BLUF

You rarely need this. Python handles memory management for you. Except in an edge case where you have a lot of objects to work with.

How many is a lot? Enough that your app crashes with MemoryError exception. Or, is consuming so much memory other processes have trouble working. Or, it's slow because of all the garbage collection going on.

Background

See A get_object_size() function. This shows a totally non-recursive and not-too-smart approach.

The previous example avoids recursion. This is not really helpful. While structures can be very large, they are rarely deeply nested. The ordinary Python stack limit would prevent us from walking a structure with over 1,000 layers of nesting. Even creating a test case is a pain in the neck.

What I Did

This function computes the total size of just about anything. This includes all the built-in collections.

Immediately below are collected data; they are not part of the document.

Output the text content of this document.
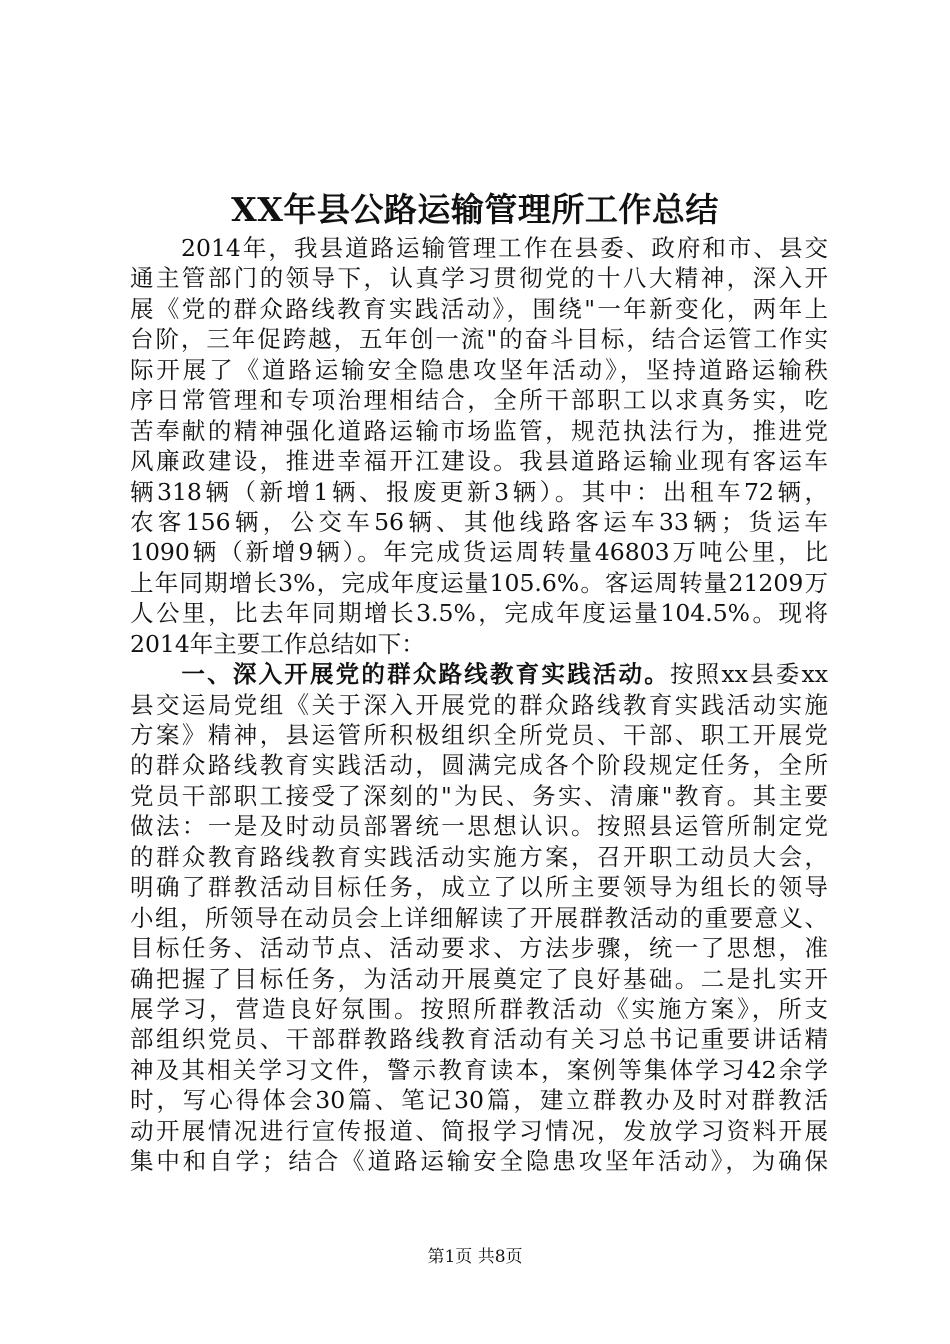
XX年县公路运输管理所工作总结
　　2014年，我县道路运输管理工作在县委、政府和市、县交
通主管部门的领导下，认真学习贯彻党的十八大精神，深入开
展《党的群众路线教育实践活动》，围绕"一年新变化，两年上
台阶，三年促跨越，五年创一流"的奋斗目标，结合运管工作实
际开展了《道路运输安全隐患攻坚年活动》，坚持道路运输秩
序日常管理和专项治理相结合，全所干部职工以求真务实，吃
苦奉献的精神强化道路运输市场监管，规范执法行为，推进党
风廉政建设，推进幸福开江建设。我县道路运输业现有客运车
辆318辆（新增1辆、报废更新3辆）。其中：出租车72辆，
农客156辆，公交车56辆、其他线路客运车33辆；货运车
1090辆（新增9辆）。年完成货运周转量46803万吨公里，比
上年同期增长3%，完成年度运量105.6%。客运周转量21209万
人公里，比去年同期增长3.5%，完成年度运量104.5%。现将
2014年主要工作总结如下：
　　一、深入开展党的群众路线教育实践活动。按照xx县委xx
县交运局党组《关于深入开展党的群众路线教育实践活动实施
方案》精神，县运管所积极组织全所党员、干部、职工开展党
的群众路线教育实践活动，圆满完成各个阶段规定任务，全所
党员干部职工接受了深刻的"为民、务实、清廉"教育。其主要
做法：一是及时动员部署统一思想认识。按照县运管所制定党
的群众教育路线教育实践活动实施方案，召开职工动员大会，
明确了群教活动目标任务，成立了以所主要领导为组长的领导
小组，所领导在动员会上详细解读了开展群教活动的重要意义、
目标任务、活动节点、活动要求、方法步骤，统一了思想，准
确把握了目标任务，为活动开展奠定了良好基础。二是扎实开
展学习，营造良好氛围。按照所群教活动《实施方案》，所支
部组织党员、干部群教路线教育活动有关习总书记重要讲话精
神及其相关学习文件，警示教育读本，案例等集体学习42余学
时，写心得体会30篇、笔记30篇，建立群教办及时对群教活
动开展情况进行宣传报道、简报学习情况，发放学习资料开展
集中和自学；结合《道路运输安全隐患攻坚年活动》，为确保
第1页 共8页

It also includes "custom classes", both the __slots__ and the non-__slots__ variants.

from collections.abc import Sequence, Mapping, Set, Iterable, Callable
import itertools
import sys
from textwrap import shorten
from typing import Any


def get_object_size(
    some_object: Any,
    additional_types: Callable[[Any], int | None] | None = None,
    verbose: bool = False,
) -> int:
    """
    Computes the size of the given object.
    This expands on the recipe cited in the documentation for :py:func:`sys.getsizeof`.

    :param some_object: Any Python object.
    :param additional_types: A function that can return the size for an object for a type not handled here.
    :param verbose: True to print object information as the size is computed.
    :return: aggregate size of the object and all the related objects.

    The sizes are **highly** implementation specific.

    The types handled here are the built-in collections
    defined in :py:mod:`collections.abc`:
    ``str``, ``Sequence``, ``Set``, ``Mapping``.
    Additionally, this will look at any instance of class derived from :py:class:`object`,
    handling the default ``__dict__`` as well as ``__slots__``.

    >>> get_object_size("Hello, world!")
    54
    >>> get_object_size("!")
    42
    >>> get_object_size(list(range(10)))
    416
    """
    default_size = sys.getsizeof(0)
    seen: set[int] = set()

    def component_size(obj: Any) -> int:
        nonlocal seen
        if id(obj) in seen:
            return 0
        seen.add(id(obj))

        if verbose:
            print(
                f"{id(obj):8x} {type(obj)}, {shorten(repr(obj), 32)}", file=sys.stderr
            )

        items: Iterable[int] = iter([])
        match obj:
            case str():
                pass
            case Sequence() | Set() as sequence:
                items = map(component_size, sequence)
            case Mapping() as mapping:
                items = itertools.chain(
                    map(component_size, mapping.keys()),
                    map(component_size, mapping.values()),
                )
            case object() as obj_dict if hasattr(obj, "__dict__"):
                items = itertools.chain(
                    map(component_size, obj_dict.__dict__.keys()),
                    map(component_size, obj_dict.__dict__.values()),
                )
            case object() as obj_slot if hasattr(obj, "__slots__"):
                values = (
                    getattr(obj_slot, name)
                    for name in obj_slot.__slots__
                    if hasattr(obj_slot, name)
                )
                items = map(component_size, values)
            case _:
                if additional_types and (obj_size := additional_types(obj)) is not None:
                    items = iter([obj_size])

        base = [sys.getsizeof(obj, default_size)]
        sizes = itertools.chain(base, items)
        return sum(sizes)

    return component_size(some_object)

This variant walks an entire structure recursively. It creates iterable generators with size details.

You won't often need this. But. I've posted it here so I won't lose it.

And. I like to think through alternative implementations. One of these is probably faster.